10Vgl. BVerfG, Beschluss vom 7.3.2017 - 1 BvR 1314/12 u. a., NVwZ 2017, 1111 = juris, zu entsprechenden Abstandsgeboten im Spielhallengesetz Berlin.
11Vor diesem verfassungsrechtlichen Hintergrund vermag der Senat nicht zu erkennen, dass hier vom Gesetzgeber des landesrechtlichen Abstandsgebots eine Differenzierung des Schutzes von Kindern und Jugendlichen in Anknüpfung an die Trägerschaft der in Rede stehenden Einrichtungen beabsichtigt gewesen und in der Sache gerechtfertigt sein könnte.
12bb) Es fehlt hier entgegen der Meinung der Klägerin auch nicht im Hinblick auf das Alter der in den genannten Einrichtungen betreuten Kinder an deren Schutzbedürftigkeit im Hinblick auf die Ansiedlung einer Spielhalle. Auch dies hat das Verwaltungsgericht ausführlich begründet und unter Bezugnahme auf die zitierte Entscheidung des Bundesverfassungsgerichts darauf hingewiesen, dass ein Gewöhnungseffekt und eine Senkung der Hemmschwelle zum späteren Einstieg in das Glücksspiel auch bei jüngeren Kindern eintreten kann und unerwünscht ist. Die Ausführungen der Klägerin erschüttern diese Begründung nicht.

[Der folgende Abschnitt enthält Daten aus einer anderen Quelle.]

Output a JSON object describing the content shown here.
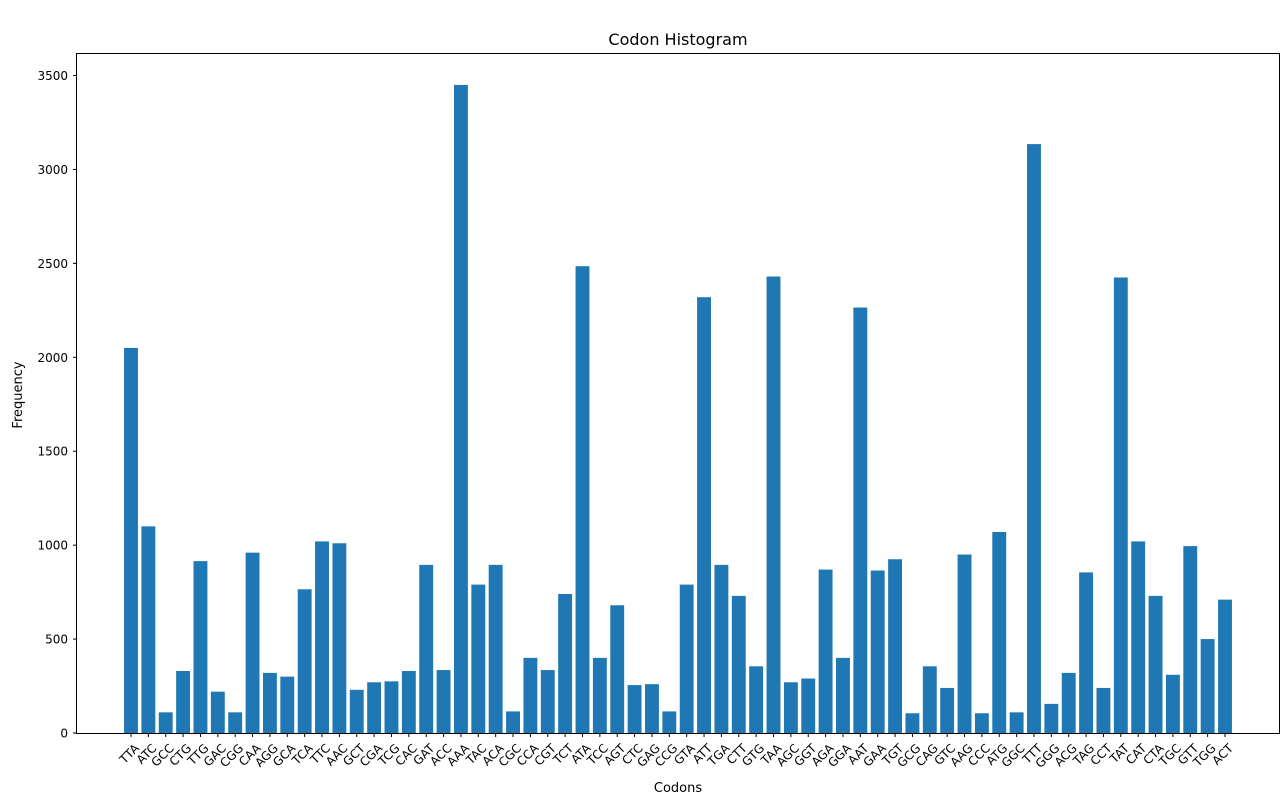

13cc) Ebenso wenig kann sich die Klägerin auf einen atypischen Sachverhalt berufen, der eine Abweichung von dem Abstandsgebot begründen könnte.

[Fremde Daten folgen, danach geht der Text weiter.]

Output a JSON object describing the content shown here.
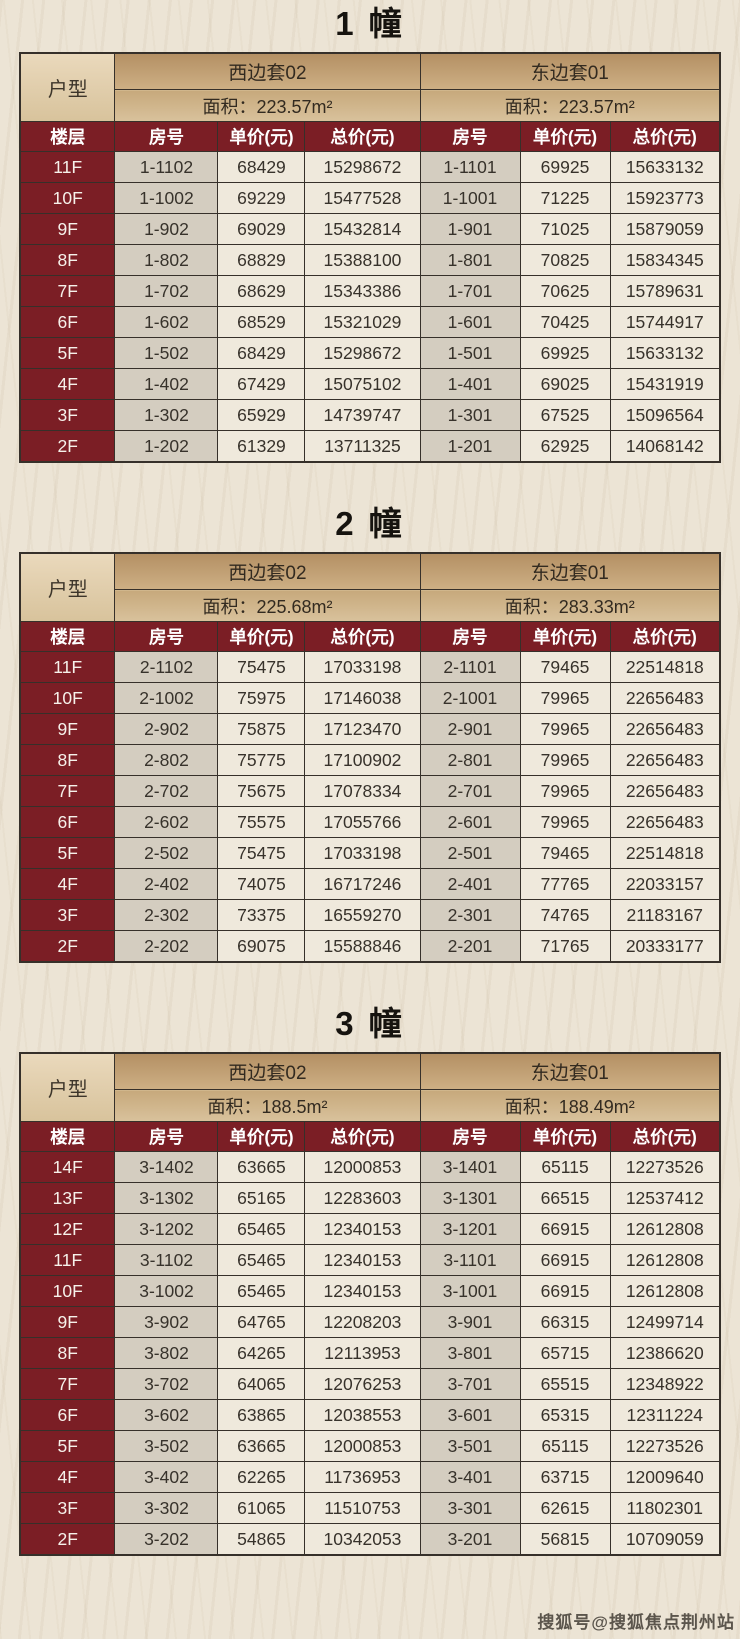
{
  "watermark": "搜狐号@搜狐焦点荆州站",
  "labels": {
    "unit_type": "户型",
    "area_prefix": "面积：",
    "columns": [
      "楼层",
      "房号",
      "单价(元)",
      "总价(元)",
      "房号",
      "单价(元)",
      "总价(元)"
    ]
  },
  "colors": {
    "maroon": "#7b1e25",
    "header_tan": "#c4a06f",
    "cell_cream": "#efe9dc",
    "cell_greige": "#d4cdc0",
    "page_bg": "#ece4d5"
  },
  "buildings": [
    {
      "title": "1 幢",
      "west_name": "西边套02",
      "west_area": "223.57m²",
      "east_name": "东边套01",
      "east_area": "223.57m²",
      "rows": [
        [
          "11F",
          "1-1102",
          "68429",
          "15298672",
          "1-1101",
          "69925",
          "15633132"
        ],
        [
          "10F",
          "1-1002",
          "69229",
          "15477528",
          "1-1001",
          "71225",
          "15923773"
        ],
        [
          "9F",
          "1-902",
          "69029",
          "15432814",
          "1-901",
          "71025",
          "15879059"
        ],
        [
          "8F",
          "1-802",
          "68829",
          "15388100",
          "1-801",
          "70825",
          "15834345"
        ],
        [
          "7F",
          "1-702",
          "68629",
          "15343386",
          "1-701",
          "70625",
          "15789631"
        ],
        [
          "6F",
          "1-602",
          "68529",
          "15321029",
          "1-601",
          "70425",
          "15744917"
        ],
        [
          "5F",
          "1-502",
          "68429",
          "15298672",
          "1-501",
          "69925",
          "15633132"
        ],
        [
          "4F",
          "1-402",
          "67429",
          "15075102",
          "1-401",
          "69025",
          "15431919"
        ],
        [
          "3F",
          "1-302",
          "65929",
          "14739747",
          "1-301",
          "67525",
          "15096564"
        ],
        [
          "2F",
          "1-202",
          "61329",
          "13711325",
          "1-201",
          "62925",
          "14068142"
        ]
      ]
    },
    {
      "title": "2 幢",
      "west_name": "西边套02",
      "west_area": "225.68m²",
      "east_name": "东边套01",
      "east_area": "283.33m²",
      "rows": [
        [
          "11F",
          "2-1102",
          "75475",
          "17033198",
          "2-1101",
          "79465",
          "22514818"
        ],
        [
          "10F",
          "2-1002",
          "75975",
          "17146038",
          "2-1001",
          "79965",
          "22656483"
        ],
        [
          "9F",
          "2-902",
          "75875",
          "17123470",
          "2-901",
          "79965",
          "22656483"
        ],
        [
          "8F",
          "2-802",
          "75775",
          "17100902",
          "2-801",
          "79965",
          "22656483"
        ],
        [
          "7F",
          "2-702",
          "75675",
          "17078334",
          "2-701",
          "79965",
          "22656483"
        ],
        [
          "6F",
          "2-602",
          "75575",
          "17055766",
          "2-601",
          "79965",
          "22656483"
        ],
        [
          "5F",
          "2-502",
          "75475",
          "17033198",
          "2-501",
          "79465",
          "22514818"
        ],
        [
          "4F",
          "2-402",
          "74075",
          "16717246",
          "2-401",
          "77765",
          "22033157"
        ],
        [
          "3F",
          "2-302",
          "73375",
          "16559270",
          "2-301",
          "74765",
          "21183167"
        ],
        [
          "2F",
          "2-202",
          "69075",
          "15588846",
          "2-201",
          "71765",
          "20333177"
        ]
      ]
    },
    {
      "title": "3 幢",
      "west_name": "西边套02",
      "west_area": "188.5m²",
      "east_name": "东边套01",
      "east_area": "188.49m²",
      "rows": [
        [
          "14F",
          "3-1402",
          "63665",
          "12000853",
          "3-1401",
          "65115",
          "12273526"
        ],
        [
          "13F",
          "3-1302",
          "65165",
          "12283603",
          "3-1301",
          "66515",
          "12537412"
        ],
        [
          "12F",
          "3-1202",
          "65465",
          "12340153",
          "3-1201",
          "66915",
          "12612808"
        ],
        [
          "11F",
          "3-1102",
          "65465",
          "12340153",
          "3-1101",
          "66915",
          "12612808"
        ],
        [
          "10F",
          "3-1002",
          "65465",
          "12340153",
          "3-1001",
          "66915",
          "12612808"
        ],
        [
          "9F",
          "3-902",
          "64765",
          "12208203",
          "3-901",
          "66315",
          "12499714"
        ],
        [
          "8F",
          "3-802",
          "64265",
          "12113953",
          "3-801",
          "65715",
          "12386620"
        ],
        [
          "7F",
          "3-702",
          "64065",
          "12076253",
          "3-701",
          "65515",
          "12348922"
        ],
        [
          "6F",
          "3-602",
          "63865",
          "12038553",
          "3-601",
          "65315",
          "12311224"
        ],
        [
          "5F",
          "3-502",
          "63665",
          "12000853",
          "3-501",
          "65115",
          "12273526"
        ],
        [
          "4F",
          "3-402",
          "62265",
          "11736953",
          "3-401",
          "63715",
          "12009640"
        ],
        [
          "3F",
          "3-302",
          "61065",
          "11510753",
          "3-301",
          "62615",
          "11802301"
        ],
        [
          "2F",
          "3-202",
          "54865",
          "10342053",
          "3-201",
          "56815",
          "10709059"
        ]
      ]
    }
  ]
}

14Zu den von der Klägerin angesprochenen topografischen Besonderheiten hat das Verwaltungsgericht im angegriffenen Urteil in entscheidungstragender Weise aufgezeigt, dass sich die Einzugsgebiete der beiden genannten Kindertagesstätten nicht nur in südlicher Richtung erstreckten, sondern dass nördlich des Vorhabens auch in der Nähe der L2. -Q. -Straße ein allgemeines Wohngebiet festgesetzt und in der J.-----straße Wohnbebauung vorhanden sei und daher Durchgangsverkehr der Kinder zu erwarten sei. Ob darüber hinaus auch die weiteren genannten Nutzungen (K. I. L1. sowie D. Spezialfahrzeuge T1. ) dazu führen, dass Kinder das Vorhabengrundstück passieren - das bezweifelt die Klägerin - kann hier dahinstehen, weil es sich dabei nur um ergänzende Erwägungen handelt und die maßgebliche Feststellung des Verwaltungsgerichts schon durch die vorgenannte Begründung getragen wird.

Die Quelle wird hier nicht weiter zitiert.